Decompress.decompress
// CPython: Modules/zlibmodule.c:580 Decompress_decompress_impl
static PyObject *
Decompress_decompress_impl(compobject *self, Py_buffer *ibuf,
Py_ssize_t max_length)
{
/* Feed ibuf to the stream; return however many bytes are available.

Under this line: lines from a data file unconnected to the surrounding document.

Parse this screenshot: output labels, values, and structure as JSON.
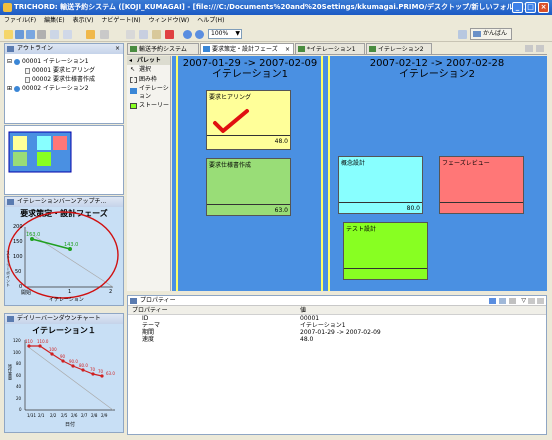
{
  "window": {
    "title": "TRICHORD: 輸送予約システム ([KOJI_KUMAGAI] - [file:///C:/Documents%20and%20Settings/kkumagai.PRIMO/デスクトップ/新しいフォルダ])"
  },
  "menu": [
    "ファイル(F)",
    "編集(E)",
    "表示(V)",
    "ナビゲート(N)",
    "ウィンドウ(W)",
    "ヘルプ(H)"
  ],
  "toolbar": {
    "zoom": "100%",
    "kanban_label": "かんばん"
  },
  "outline": {
    "title": "アウトライン",
    "items": [
      {
        "label": "00001 イテレーション1",
        "level": 0
      },
      {
        "label": "00001 要求ヒアリング",
        "level": 1
      },
      {
        "label": "00002 要求仕様書作成",
        "level": 1
      },
      {
        "label": "00002 イテレーション2",
        "level": 0
      }
    ]
  },
  "burnup": {
    "title": "イテレーションバーンアップチ...",
    "chart_title": "要求策定・設計フェーズ",
    "xlabel": "イテレーション",
    "ylabel": "ストーリーポイント",
    "yticks": [
      "200",
      "150",
      "100",
      "50",
      "0"
    ],
    "xticks": [
      "開始",
      "1",
      "2"
    ],
    "point_labels": [
      "163.0",
      "143.0"
    ]
  },
  "burndown": {
    "title": "デイリーバーンダウンチャート",
    "chart_title": "イテレーション１",
    "xlabel": "日付",
    "ylabel": "残作業量",
    "yticks": [
      "120",
      "100",
      "80",
      "60",
      "40",
      "20",
      "0"
    ],
    "xticks": [
      "1/31",
      "2/1",
      "2/2",
      "2/5",
      "2/6",
      "2/7",
      "2/8",
      "2/9"
    ],
    "point_labels": [
      "110",
      "110.0",
      "100",
      "90",
      "90.0",
      "80.0",
      "70",
      "70",
      "63.0"
    ]
  },
  "tabs": [
    {
      "label": "輸送予約システム",
      "active": false
    },
    {
      "label": "要求策定・設計フェーズ",
      "active": true
    },
    {
      "label": "*イテレーション1",
      "active": false
    },
    {
      "label": "イテレーション2",
      "active": false
    }
  ],
  "palette": {
    "title": "パレット",
    "items": [
      "選択",
      "囲み枠",
      "イテレーション",
      "ストーリー"
    ]
  },
  "board": {
    "iterations": [
      {
        "dates": "2007-01-29 -> 2007-02-09",
        "name": "イテレーション1"
      },
      {
        "dates": "2007-02-12 -> 2007-02-28",
        "name": "イテレーション2"
      }
    ],
    "cards": [
      {
        "label": "要求ヒアリング",
        "value": "48.0",
        "color": "#ffff99",
        "done": true
      },
      {
        "label": "要求仕様書作成",
        "value": "63.0",
        "color": "#99dd77",
        "done": false
      },
      {
        "label": "概念設計",
        "value": "80.0",
        "color": "#88ffff",
        "done": false
      },
      {
        "label": "フェーズレビュー",
        "value": "",
        "color": "#ff7777",
        "done": false
      },
      {
        "label": "テスト設計",
        "value": "",
        "color": "#88ff22",
        "done": false
      }
    ]
  },
  "properties": {
    "title": "プロパティー",
    "columns": [
      "プロパティー",
      "値"
    ],
    "rows": [
      {
        "key": "ID",
        "value": "00001"
      },
      {
        "key": "テーマ",
        "value": "イテレーション1"
      },
      {
        "key": "期間",
        "value": "2007-01-29 -> 2007-02-09"
      },
      {
        "key": "速度",
        "value": "48.0"
      }
    ]
  }
}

max_length limits output; unconsumed input stored in self->unconsumed_tail. */
self->zst.avail_in = ibuf->len;
self->zst.next_in = ibuf->buf;
do {
Py_ssize_t avail = (max_length > 0) ? max_length - (self->zst.total_out - start_total_out) : bufsize;
err = inflate(&self->zst, Z_SYNC_FLUSH);
...
} while (err == Z_OK && self->zst.avail_in > 0);
/* Store remaining input */
self->unconsumed_tail = PyBytes_FromStringAndSize(
self->zst.next_in, self->zst.avail_in);
return output;
}
Streaming decompression allows processing gzip files chunk by chunk without loading the entire file. unconsumed_tail holds input that didn't fit in the current call; feed it back with the next chunk.
gopy notes
zlib.decompress is module/zlib.Decompress in module/zlib/module.go. It uses Go's compress/zlib, compress/gzip, and compress/flate packages for the three formats. Decompress.decompress is module/zlib.DecompressObj.Decompress. The wbits value is mapped to the appropriate Go decompressor.